No. 291-3553 | Tex. Comm'n App. | Jun 21, 1922

MeCLENDON, P. j.

Defendant in error has filed a motion for rehearing in which it concedes that the principles of law announced by the Commission are correct, and that the conclusions of the Commission would also be correct if Boyle had met his death from natural causes. It is urged, however, that in the absence of knowledge or notice to defendant or its authorized agents of the fact that Boyle had engaged in the military service of the United States, there could be no waiver or estoppel as a result of accepting normal monthly assessments after forfeiture had accrued by reason of default in payment of war assessments.

This proposition would be correct if these war assessments had been levied only upon those members of the order who engaged in military service, as is usually the case in regard to special assessments levied to cover the increased risk of engaging in extrahaz-ardous occupations. But, as pointed out in *722our original opinion, the trial court found that—

The defendant “some time during the year 1917 levied a per capita tax of $1 per annum on each and every member to pay the increased losses resulting from the death of members of said order engaged in the military service of the United States.” (Italics ours).

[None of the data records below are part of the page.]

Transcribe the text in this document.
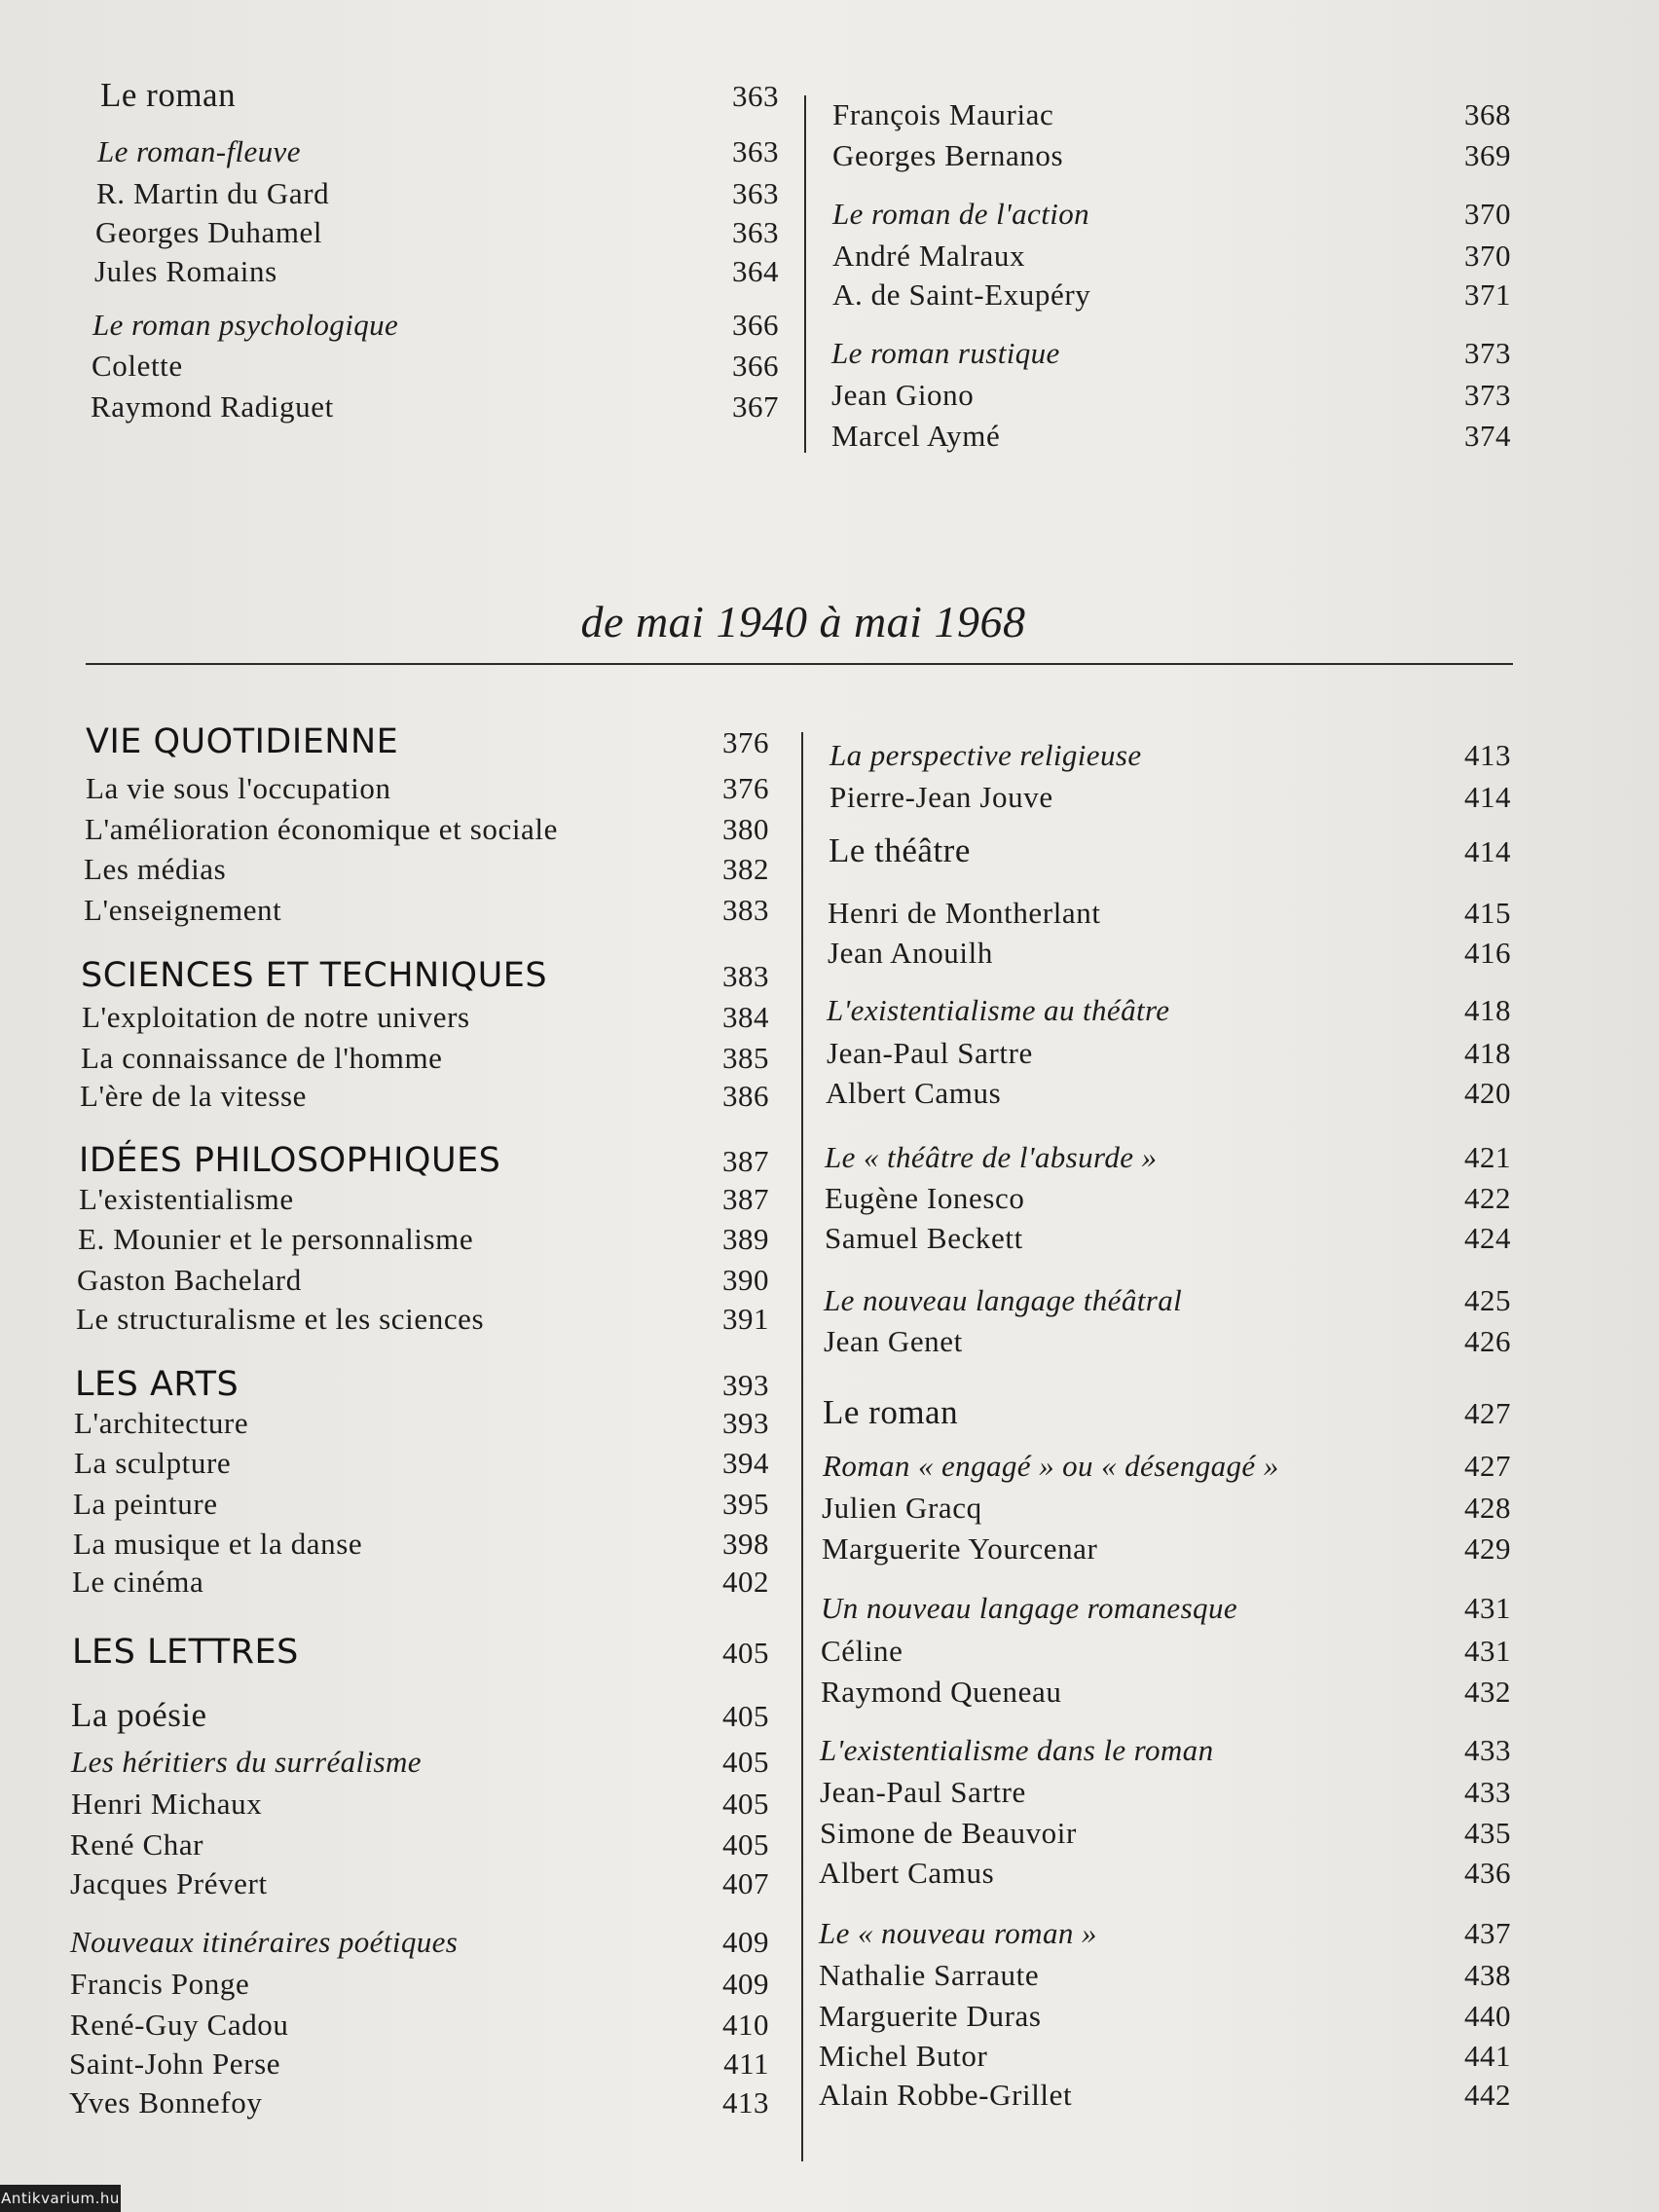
Le roman	363
Le roman-fleuve	363
R. Martin du Gard	363
Georges Duhamel	363
Jules Romains	364
Le roman psychologique	366
Colette	366
Raymond Radiguet	367
François Mauriac	368
Georges Bernanos	369
Le roman de l'action	370
André Malraux	370
A. de Saint-Exupéry	371
Le roman rustique	373
Jean Giono	373
Marcel Aymé	374
de mai 1940 à mai 1968
VIE QUOTIDIENNE	376
La vie sous l'occupation	376
L'amélioration économique et sociale	380
Les médias	382
L'enseignement	383
SCIENCES ET TECHNIQUES	383
L'exploitation de notre univers	384
La connaissance de l'homme	385
L'ère de la vitesse	386
IDÉES PHILOSOPHIQUES	387
L'existentialisme	387
E. Mounier et le personnalisme	389
Gaston Bachelard	390
Le structuralisme et les sciences	391
LES ARTS	393
L'architecture	393
La sculpture	394
La peinture	395
La musique et la danse	398
Le cinéma	402
LES LETTRES	405
La poésie	405
Les héritiers du surréalisme	405
Henri Michaux	405
René Char	405
Jacques Prévert	407
Nouveaux itinéraires poétiques	409
Francis Ponge	409
René-Guy Cadou	410
Saint-John Perse	411
Yves Bonnefoy	413
La perspective religieuse	413
Pierre-Jean Jouve	414
Le théâtre	414
Henri de Montherlant	415
Jean Anouilh	416
L'existentialisme au théâtre	418
Jean-Paul Sartre	418
Albert Camus	420
Le « théâtre de l'absurde »	421
Eugène Ionesco	422
Samuel Beckett	424
Le nouveau langage théâtral	425
Jean Genet	426
Le roman	427
Roman « engagé » ou « désengagé »	427
Julien Gracq	428
Marguerite Yourcenar	429
Un nouveau langage romanesque	431
Céline	431
Raymond Queneau	432
L'existentialisme dans le roman	433
Jean-Paul Sartre	433
Simone de Beauvoir	435
Albert Camus	436
Le « nouveau roman »	437
Nathalie Sarraute	438
Marguerite Duras	440
Michel Butor	441
Alain Robbe-Grillet	442
Antikvarium.hu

The trial court also found:

“That the Supreme Tent created a fund to cover the increased losses by virtue of the late war; that it recognized its duty to its members engaged in the military service, and created a special fund to pay such claims, and that said fund was derived from the annual assessments of $1 per annum as above mentioned as having been levied on each member, and that a number of death claims have been paid out of said funds.”

Under this state of' facts. the issue of knowledge or notice of Boyle’s engaging in the war became a wholly irrelevant and immaterial matter. His certificate was in no way affected by his military service. He was insured whether he died in such service or remained in civil life. There was no requirement that he give defendant notice of entering the army, and no duty rested upon him to do so. His assessments, including the special war assessment, were the same in either event, and failure to pay any assessment had no different consequences attaching to it in the one case from what it would have in the other. The war assessments being levied upon all alike whether in or out of the army, in either instance the same duty rested upon all agents of defendant touching the matter of what assessments to require from each member. Such agents had no more power to waive payment of the war assessment due from those in civil life than from those in army service. And it would follow that acceptance of the normal monthly assessments after accrual of a forfeiture of the certificate by reason of nonpayment of a war assessment would operate as a waiver of or estoppel to assert such forfeiture, regardless of whether defendant had knowledge or notice of the certificate holder being engaged in war.

It is our conclusion that the motion should be overruled.